Dossier : IMM-3165-98



OTTAWA (ONTARIO), LE 11 AOÛT 1999


EN PRÉSENCE DE M. LE JUGE TEITELBAUM


ENTRE :

JENNIFER JURAWAN,


demanderesse,


et




LE MINISTRE DE LA CITOYENNETÉ ET DE L'IMMIGRATION,


défendeur.




O R D O N N A N C E

     Pour les raisons données dans mes Motifs de l'ordonnance, la demande de contrôle judiciaire est rejetée.



Max M. Teitelbaum

J.C.F.C.

Traduction certifiée conforme


Bernard Olivier



Date : 19990811


Dossier : IMM-3165-98




ENTRE :

JENNIFER JURAWAN,


demanderesse,


et




LE MINISTRE DE LA CITOYENNETÉ ET DE L'IMMIGRATION,


défendeur.





MOTIFS DE L'ORDONNANCE

LE JUGE TEITELBAUM :

[1] Cette demande de contrôle judiciaire vise la décision de l'agent des visas Howard Spunt, du Consulat général du Canada à Détroit (Michigan), datée du 26 mai 1998 et reçue le 27 mai 1998, par laquelle il rejetait la demande de résidence permanente présentée par Jennifer Jurawan (la demanderesse).

LES FAITS

[2] La demanderesse est citoyenne des États-Unis. Elle a présenté une demande de résidence permanente au titre secrétaire - CCDP 4111-110.
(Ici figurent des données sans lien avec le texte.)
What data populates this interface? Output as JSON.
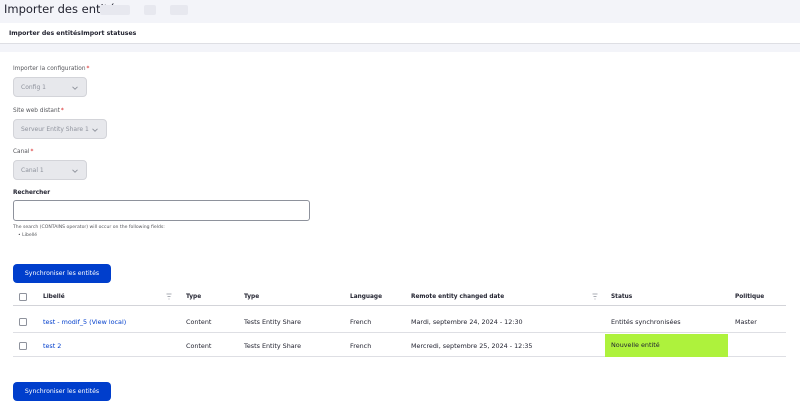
{
  "page": {
    "title": "Importer des entités"
  },
  "tabs": [
    {
      "label": "Importer des entités"
    },
    {
      "label": "Import statuses"
    }
  ],
  "form": {
    "config": {
      "label": "Importer la configuration",
      "required": "*",
      "value": "Config 1"
    },
    "remote": {
      "label": "Site web distant",
      "required": "*",
      "value": "Serveur Entity Share 1"
    },
    "channel": {
      "label": "Canal",
      "required": "*",
      "value": "Canal 1"
    },
    "search": {
      "label": "Rechercher",
      "value": "",
      "help": "The search (CONTAINS operator) will occur on the following fields:",
      "fields": [
        "Libellé"
      ]
    }
  },
  "actions": {
    "sync_label": "Synchroniser les entités"
  },
  "table": {
    "columns": [
      "Libellé",
      "Type",
      "Type",
      "Language",
      "Remote entity changed date",
      "Status",
      "Politique"
    ],
    "rows": [
      {
        "label": "test - modif_5 (View local)",
        "type": "Content",
        "bundle": "Tests Entity Share",
        "language": "French",
        "changed": "Mardi, septembre 24, 2024 - 12:30",
        "status": "Entités synchronisées",
        "policy": "Master"
      },
      {
        "label": "test 2",
        "type": "Content",
        "bundle": "Tests Entity Share",
        "language": "French",
        "changed": "Mercredi, septembre 25, 2024 - 12:35",
        "status": "Nouvelle entité",
        "policy": ""
      }
    ]
  },
  "colors": {
    "primary": "#003ecc",
    "new_entity_highlight": "#aef23c",
    "required": "#d72222"
  },
  "icons": [
    "chevron-down-icon",
    "sort-icon",
    "checkbox-icon"
  ]
}
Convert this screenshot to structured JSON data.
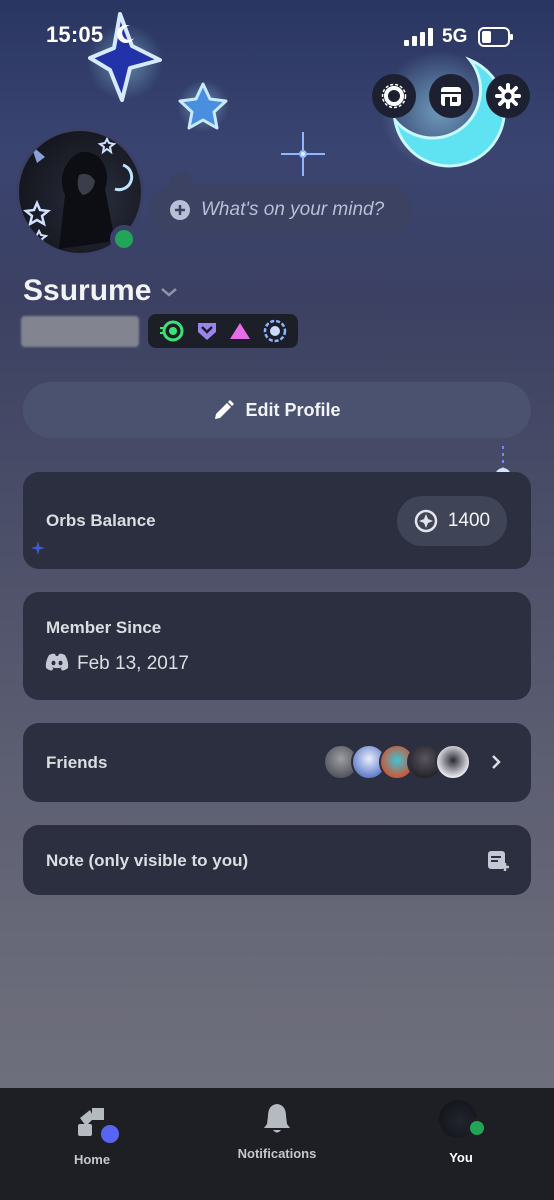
{
  "status_bar": {
    "time": "15:05",
    "network": "5G"
  },
  "header": {
    "buttons": [
      {
        "icon": "nitro-icon"
      },
      {
        "icon": "shop-icon"
      },
      {
        "icon": "gear-icon"
      }
    ]
  },
  "profile": {
    "status_placeholder": "What's on your mind?",
    "username": "Ssurume",
    "edit_label": "Edit Profile"
  },
  "orbs": {
    "label": "Orbs Balance",
    "value": "1400"
  },
  "member_since": {
    "label": "Member Since",
    "date": "Feb 13, 2017"
  },
  "friends": {
    "label": "Friends"
  },
  "note": {
    "label": "Note (only visible to you)"
  },
  "bottom_nav": {
    "home": "Home",
    "notifications": "Notifications",
    "you": "You"
  },
  "colors": {
    "online": "#23a559",
    "card": "#2b2f40",
    "accent": "#5865f2"
  }
}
[3] Elle a été reçue en entrevue le 25 septembre 1997. À cette occasion, elle a présenté ses preuves d'études et références d'emploi, ainsi que la preuve que sa belle-soeur habite au Canada.
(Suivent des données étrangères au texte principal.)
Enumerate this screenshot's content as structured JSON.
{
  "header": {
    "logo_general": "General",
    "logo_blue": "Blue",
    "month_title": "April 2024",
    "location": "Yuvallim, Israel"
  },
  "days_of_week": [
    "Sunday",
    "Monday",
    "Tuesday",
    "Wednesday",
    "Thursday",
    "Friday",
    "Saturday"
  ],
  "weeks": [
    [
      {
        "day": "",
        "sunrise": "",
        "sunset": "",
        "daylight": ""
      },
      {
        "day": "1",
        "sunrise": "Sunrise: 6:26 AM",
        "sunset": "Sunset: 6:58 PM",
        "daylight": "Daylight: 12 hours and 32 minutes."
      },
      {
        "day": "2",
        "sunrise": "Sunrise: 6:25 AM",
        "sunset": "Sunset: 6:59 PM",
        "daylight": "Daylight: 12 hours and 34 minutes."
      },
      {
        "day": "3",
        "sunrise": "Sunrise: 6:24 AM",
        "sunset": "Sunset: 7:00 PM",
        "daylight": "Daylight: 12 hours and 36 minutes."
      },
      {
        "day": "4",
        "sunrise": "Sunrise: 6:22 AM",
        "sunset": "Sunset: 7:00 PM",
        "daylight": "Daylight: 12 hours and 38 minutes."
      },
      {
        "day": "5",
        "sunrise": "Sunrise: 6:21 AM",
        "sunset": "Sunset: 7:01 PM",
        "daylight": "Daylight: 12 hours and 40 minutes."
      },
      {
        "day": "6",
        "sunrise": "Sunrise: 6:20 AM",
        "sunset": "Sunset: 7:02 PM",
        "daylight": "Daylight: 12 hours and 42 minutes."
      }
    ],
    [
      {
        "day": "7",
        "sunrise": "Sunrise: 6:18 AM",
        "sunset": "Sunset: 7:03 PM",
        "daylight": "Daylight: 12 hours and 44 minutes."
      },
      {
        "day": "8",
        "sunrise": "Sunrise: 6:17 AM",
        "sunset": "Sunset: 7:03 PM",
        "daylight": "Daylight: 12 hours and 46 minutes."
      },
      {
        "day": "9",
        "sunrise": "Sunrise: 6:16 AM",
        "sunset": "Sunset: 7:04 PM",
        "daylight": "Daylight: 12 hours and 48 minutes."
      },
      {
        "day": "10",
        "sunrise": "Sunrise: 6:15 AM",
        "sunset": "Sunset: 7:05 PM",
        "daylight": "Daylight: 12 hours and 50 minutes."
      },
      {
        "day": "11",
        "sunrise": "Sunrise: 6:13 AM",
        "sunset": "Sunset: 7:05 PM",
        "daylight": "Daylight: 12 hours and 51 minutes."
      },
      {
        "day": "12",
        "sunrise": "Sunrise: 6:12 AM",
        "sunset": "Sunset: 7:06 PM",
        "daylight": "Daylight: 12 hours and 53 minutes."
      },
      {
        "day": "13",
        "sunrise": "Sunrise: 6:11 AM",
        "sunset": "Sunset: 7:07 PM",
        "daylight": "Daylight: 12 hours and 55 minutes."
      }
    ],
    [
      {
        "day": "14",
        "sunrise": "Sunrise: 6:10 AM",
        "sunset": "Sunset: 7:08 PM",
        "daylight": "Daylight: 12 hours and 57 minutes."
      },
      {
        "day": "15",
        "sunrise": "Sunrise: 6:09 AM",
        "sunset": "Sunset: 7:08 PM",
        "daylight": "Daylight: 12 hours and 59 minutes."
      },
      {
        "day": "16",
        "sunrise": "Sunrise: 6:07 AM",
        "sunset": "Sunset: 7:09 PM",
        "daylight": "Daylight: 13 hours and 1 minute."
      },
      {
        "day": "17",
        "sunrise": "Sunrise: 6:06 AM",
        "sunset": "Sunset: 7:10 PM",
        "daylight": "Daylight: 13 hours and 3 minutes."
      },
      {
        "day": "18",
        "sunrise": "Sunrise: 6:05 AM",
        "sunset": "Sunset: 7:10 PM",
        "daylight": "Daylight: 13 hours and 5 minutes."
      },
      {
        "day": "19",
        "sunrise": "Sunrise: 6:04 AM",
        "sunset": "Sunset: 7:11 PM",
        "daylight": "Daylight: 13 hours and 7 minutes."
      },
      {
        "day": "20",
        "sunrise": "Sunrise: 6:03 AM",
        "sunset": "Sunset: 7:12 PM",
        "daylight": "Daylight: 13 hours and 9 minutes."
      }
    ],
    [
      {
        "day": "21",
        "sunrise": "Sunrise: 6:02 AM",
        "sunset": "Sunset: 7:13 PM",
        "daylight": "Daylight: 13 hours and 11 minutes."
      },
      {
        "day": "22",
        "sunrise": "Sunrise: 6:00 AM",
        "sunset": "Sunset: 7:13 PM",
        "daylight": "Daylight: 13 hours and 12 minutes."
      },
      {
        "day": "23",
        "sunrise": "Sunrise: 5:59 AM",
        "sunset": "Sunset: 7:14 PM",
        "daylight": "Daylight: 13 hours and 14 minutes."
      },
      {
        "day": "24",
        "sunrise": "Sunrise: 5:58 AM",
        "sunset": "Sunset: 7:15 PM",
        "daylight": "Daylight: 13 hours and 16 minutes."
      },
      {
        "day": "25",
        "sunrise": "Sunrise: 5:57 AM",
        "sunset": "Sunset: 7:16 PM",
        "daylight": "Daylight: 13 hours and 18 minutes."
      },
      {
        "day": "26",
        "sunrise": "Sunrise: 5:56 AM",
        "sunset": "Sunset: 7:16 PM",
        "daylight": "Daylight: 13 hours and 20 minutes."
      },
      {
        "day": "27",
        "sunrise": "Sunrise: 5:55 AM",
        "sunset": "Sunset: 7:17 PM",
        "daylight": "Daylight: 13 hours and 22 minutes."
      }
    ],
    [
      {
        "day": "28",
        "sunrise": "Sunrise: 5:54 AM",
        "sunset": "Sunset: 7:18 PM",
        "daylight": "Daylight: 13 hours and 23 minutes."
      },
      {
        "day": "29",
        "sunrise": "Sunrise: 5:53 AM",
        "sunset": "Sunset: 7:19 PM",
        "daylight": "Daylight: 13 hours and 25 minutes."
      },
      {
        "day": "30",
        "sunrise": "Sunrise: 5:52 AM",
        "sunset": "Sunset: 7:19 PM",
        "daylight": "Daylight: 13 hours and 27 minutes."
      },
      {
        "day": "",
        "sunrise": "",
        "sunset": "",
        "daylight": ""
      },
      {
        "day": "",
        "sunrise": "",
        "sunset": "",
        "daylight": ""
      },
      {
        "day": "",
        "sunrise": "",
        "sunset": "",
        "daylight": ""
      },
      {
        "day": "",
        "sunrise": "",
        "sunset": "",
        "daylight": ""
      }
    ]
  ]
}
[4] Elle a été appréciée en vertu de la CCDP, tant comme secrétaire que comme secrétaire de direction. Elle a reçu le plus grand nombre de points comme secrétaire :

         Âge                          10
         Facteur professionnel              05
         Préparation professionnelle spécifique      11
         Expérience                      06
         Emploi réservé                  00
         Facteur démographique              08
         Études                      00
         Connaissance de l'anglais              09
         Connaissance du français              00
         Personnalité                      02

    

         Total                          51

[5] Elle a aussi été appréciée en vertu de la Classification professionnelle des professions, mais elle n'a reçu que 41 points d'appréciation.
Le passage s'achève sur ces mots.